A friend of mine, let’s call him Ali, arrived in 1999. He made the
crossing to Australia on his third attempt - the first boat sank and the
second turned back when its engine failed. His refugee claim was
recognised and he was granted a TPV. He had left his wife and three young
children in the care of his brothers until he could sponsor them to
safety. Ali is from the Hazaragat - a mountainous region of central
Afghanistan, home to the Hazara people. The Hazaras are physically
distinct from other ethnic groups in Afghanistan. They are also Shia
Muslims. The Taliban did not recognise Shias as humans and considered them
‘kaffirs’; heathens who should be killed.

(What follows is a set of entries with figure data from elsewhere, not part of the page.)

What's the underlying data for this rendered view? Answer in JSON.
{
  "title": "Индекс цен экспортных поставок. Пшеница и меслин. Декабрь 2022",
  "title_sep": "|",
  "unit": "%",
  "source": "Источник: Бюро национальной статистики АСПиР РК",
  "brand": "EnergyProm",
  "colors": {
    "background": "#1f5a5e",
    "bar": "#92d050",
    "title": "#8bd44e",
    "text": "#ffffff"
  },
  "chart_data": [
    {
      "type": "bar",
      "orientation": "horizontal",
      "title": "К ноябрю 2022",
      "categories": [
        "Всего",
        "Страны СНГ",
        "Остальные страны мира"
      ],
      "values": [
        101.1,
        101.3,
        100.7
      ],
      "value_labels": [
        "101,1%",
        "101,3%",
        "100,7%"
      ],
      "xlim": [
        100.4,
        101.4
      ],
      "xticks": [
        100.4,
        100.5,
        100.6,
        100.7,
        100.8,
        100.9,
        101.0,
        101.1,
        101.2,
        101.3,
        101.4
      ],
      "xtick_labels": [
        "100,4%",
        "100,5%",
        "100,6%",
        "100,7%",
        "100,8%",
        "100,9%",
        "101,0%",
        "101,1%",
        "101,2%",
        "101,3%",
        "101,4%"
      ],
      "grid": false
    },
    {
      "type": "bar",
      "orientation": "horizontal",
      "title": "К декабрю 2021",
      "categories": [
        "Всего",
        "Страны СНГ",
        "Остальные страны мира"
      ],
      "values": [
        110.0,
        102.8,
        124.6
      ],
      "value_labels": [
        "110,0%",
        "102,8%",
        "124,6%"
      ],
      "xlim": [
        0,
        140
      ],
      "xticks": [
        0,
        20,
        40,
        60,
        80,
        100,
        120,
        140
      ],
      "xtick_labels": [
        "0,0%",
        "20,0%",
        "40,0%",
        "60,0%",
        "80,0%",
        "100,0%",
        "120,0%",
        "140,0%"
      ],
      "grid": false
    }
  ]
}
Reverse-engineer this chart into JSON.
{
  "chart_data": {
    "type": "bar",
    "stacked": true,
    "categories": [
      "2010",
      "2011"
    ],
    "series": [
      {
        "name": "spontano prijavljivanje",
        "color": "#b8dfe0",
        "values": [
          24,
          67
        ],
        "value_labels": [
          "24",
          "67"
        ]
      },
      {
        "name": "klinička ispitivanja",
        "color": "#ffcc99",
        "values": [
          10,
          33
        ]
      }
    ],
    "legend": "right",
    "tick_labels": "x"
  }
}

The Taliban came to Ali’s home one night. They brutalised his wife, beat
him and took him to a makeshift jail and tortured him for several weeks
before dumping his near lifeless body. He was found and nursed back to
health by his extended family. His brothers decided it was too dangerous
for him and they promised to protect his family and organised his escape.
Several months later Ali arrived in Australia.
One day, he received the worst phone call of his life. He lifted the
receiver to hear his young son’s voice “Daddy please come and get us, Mum
is dead.” To this day Ali doesn’t know how his wife died. He knows only
that the Taliban returned and his brothers were powerless to protect her.
His children walked for over a month to escape Afghanistan. They lived
just across the border without lawful status or the protection of an
adult. They were vulnerable to attack from the criminals who thrive in
border towns, at risk of forcible return by local police, grieving for
their mother, traumatised by their witnessing of her death and unable to
understand why their dad couldn’t come and get them.
Ali was on a TPV. He couldn’t sponsor them to join him and the Minister
declined to exercise his power to enable Ali to sponsor them. If Ali left
Australia, he would be unable to return, and he had no visa to enter the
country his children were in. He was powerless to help. Instead, he lived
frugally, paid another family to look after his children and waited for
his chance to apply for permanent residency, enduring regular phone calls
with his children in which they pleaded with him to save them. I wrote
futile letters, made phone calls and helplessly watched this man’s demise.
Ali is now an Australian citizen and his children are, mercifully, with
their dad. They were separated for 5 years. I’m not sure if Ali will ever
recover from his torment or if his children will ever understand why it
took their dad so long to rescue them.
The real tragedy though, is that Ali’s story is not unique. His story is
so typical of ‘boatpeople’ that the reason the Minister refused his
request for help is that there were several thousand people facing much
the same situation. To help one would be unfair. To help all would
undermine the TPV regime.
Is this really what you want Mr Turnbull?
____________________________
Lucy Fiske is a lecturer at the Centre for Human Rights Education at
Curtin University. She is also doing a PhD looking at refugee protest
against immigration detention in Australia. She is also in the board of
CARAD, a local community group helping refugees and asylum seekers.